Friday, 7 June 2013

Android “Fairphone” looks to give power back to customers



The “Fairphone,” a phone that purports to approach smartphone design in the most ethical way possible from every conceivable angle, opened for preorders last Friday. The phone uses only conflict-free resources wherever possible, it has an open design, and it is marketed in a transparent way to customers.

The way many gadgets are made—smartphones and tablets especially—has been called into question by several investigations into supply chains and sources, in particular those of Apple and its Foxconn factories. According to a New York Times report last year, suppliers put out phones hand-assembled by allegedly underage, often underpaid workers operating in unsafe conditions.

The company making the Fairphone purports to be ultra-transparent about its material sourcing and manufacturing process, getting conflict-free materials wherever possible and highlighting unfair practices with a view toward changing them.
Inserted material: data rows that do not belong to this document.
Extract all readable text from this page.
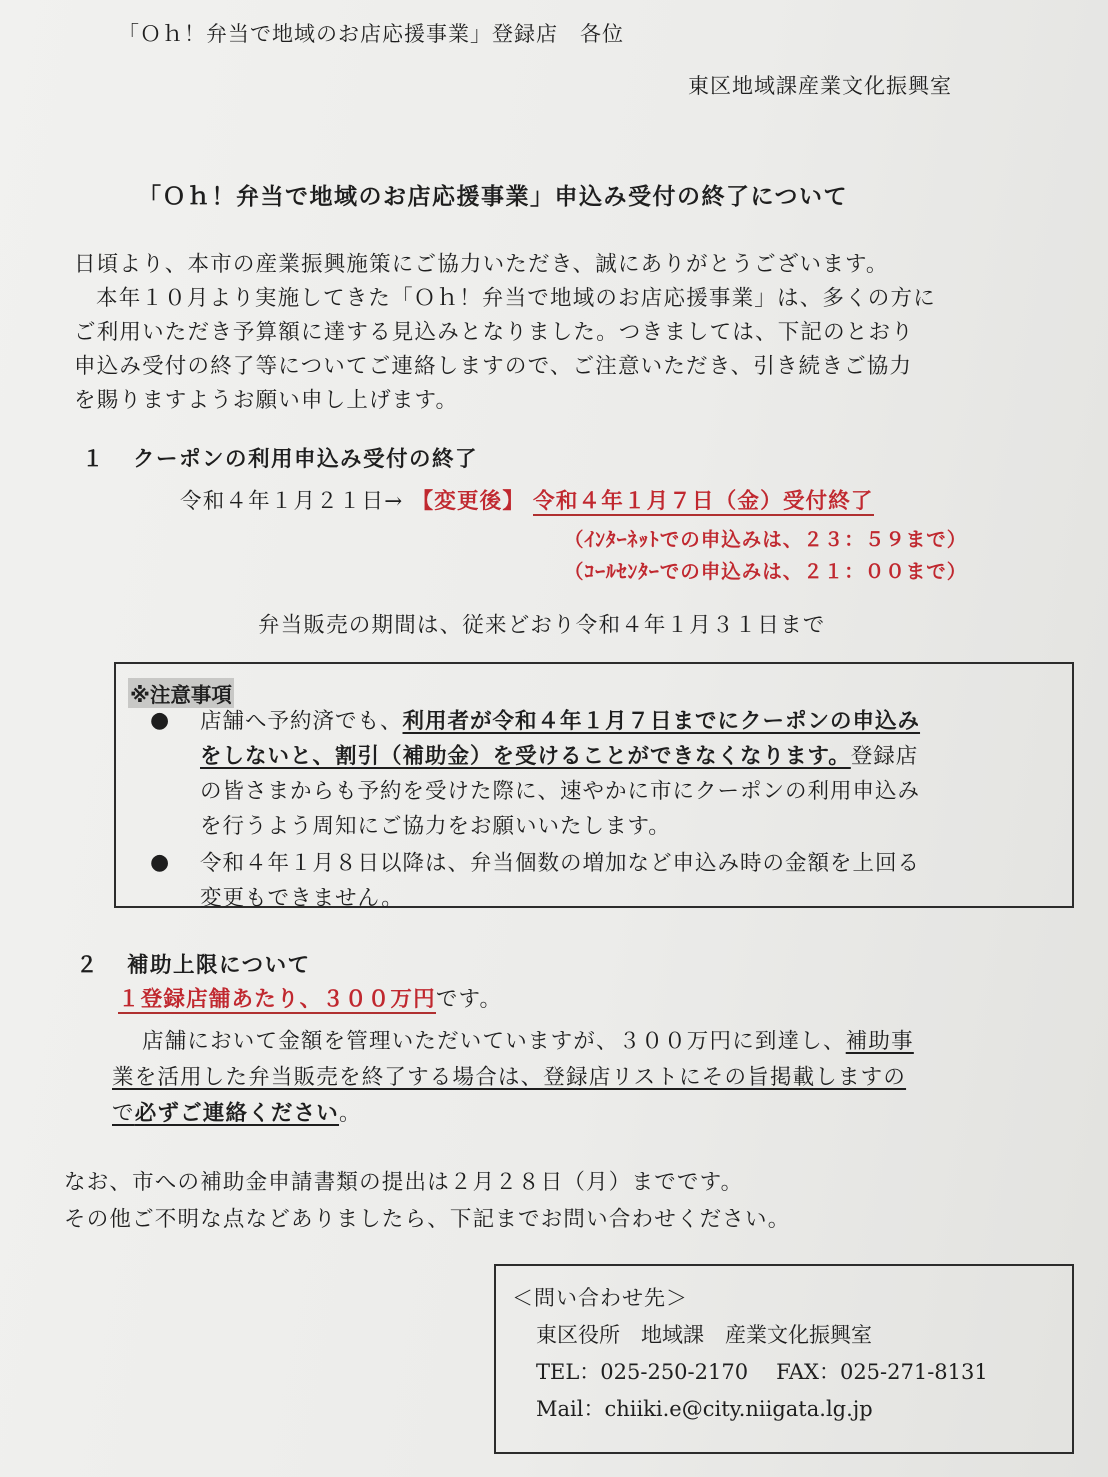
「Ｏｈ！弁当で地域のお店応援事業」登録店　各位
東区地域課産業文化振興室
「Ｏｈ！弁当で地域のお店応援事業」申込み受付の終了について
日頃より、本市の産業振興施策にご協力いただき、誠にありがとうございます。
本年１０月より実施してきた「Ｏｈ！弁当で地域のお店応援事業」は、多くの方に
ご利用いただき予算額に達する見込みとなりました。つきましては、下記のとおり
申込み受付の終了等についてご連絡しますので、ご注意いただき、引き続きご協力
を賜りますようお願い申し上げます。
１ クーポンの利用申込み受付の終了
令和４年１月２１日→ 【変更後】 令和４年１月７日（金）受付終了
（ｲﾝﾀｰﾈｯﾄでの申込みは、２３：５９まで）
（ｺｰﾙｾﾝﾀｰでの申込みは、２１：００まで）
弁当販売の期間は、従来どおり令和４年１月３１日まで
※注意事項
● 店舗へ予約済でも、利用者が令和４年１月７日までにクーポンの申込み
をしないと、割引（補助金）を受けることができなくなります。登録店
の皆さまからも予約を受けた際に、速やかに市にクーポンの利用申込み
を行うよう周知にご協力をお願いいたします。
● 令和４年１月８日以降は、弁当個数の増加など申込み時の金額を上回る
変更もできません。
２ 補助上限について
１登録店舗あたり、３００万円です。
店舗において金額を管理いただいていますが、３００万円に到達し、補助事
業を活用した弁当販売を終了する場合は、登録店リストにその旨掲載しますの
で必ずご連絡ください。
なお、市への補助金申請書類の提出は２月２８日（月）までです。
その他ご不明な点などありましたら、下記までお問い合わせください。
＜問い合わせ先＞
東区役所　地域課　産業文化振興室
TEL：025-250-2170 FAX：025-271-8131
Mail：chiiki.e@city.niigata.lg.jp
The phone will feature a Mediatek 6589 quad-core CPU, 4.3-inch qHD display, 8-megapixel camera, 16GB storage, dual-band SIM (GSM850/900/1800/1900MHZ, WCDMA 900/2100MHz), user-replaceable battery, and microSD card slot. It will run Android 4.2 Jelly Bean with a “special interface developed by Kwame Corporation,” which the company notes is “also open.”

While we are a bit skeptical that a small company looking to assemble and ship 5,000 phones will be able to have much impact on the gargantuan gadget supply chains in place, the desire to give users as much control over hardware and software as possible is something to be welcomed. The phone will initially be available only in Europe, priced at a flat €325 ($418). Production will begin once 5,000 preorders are in place, with shipments to begin in the fall.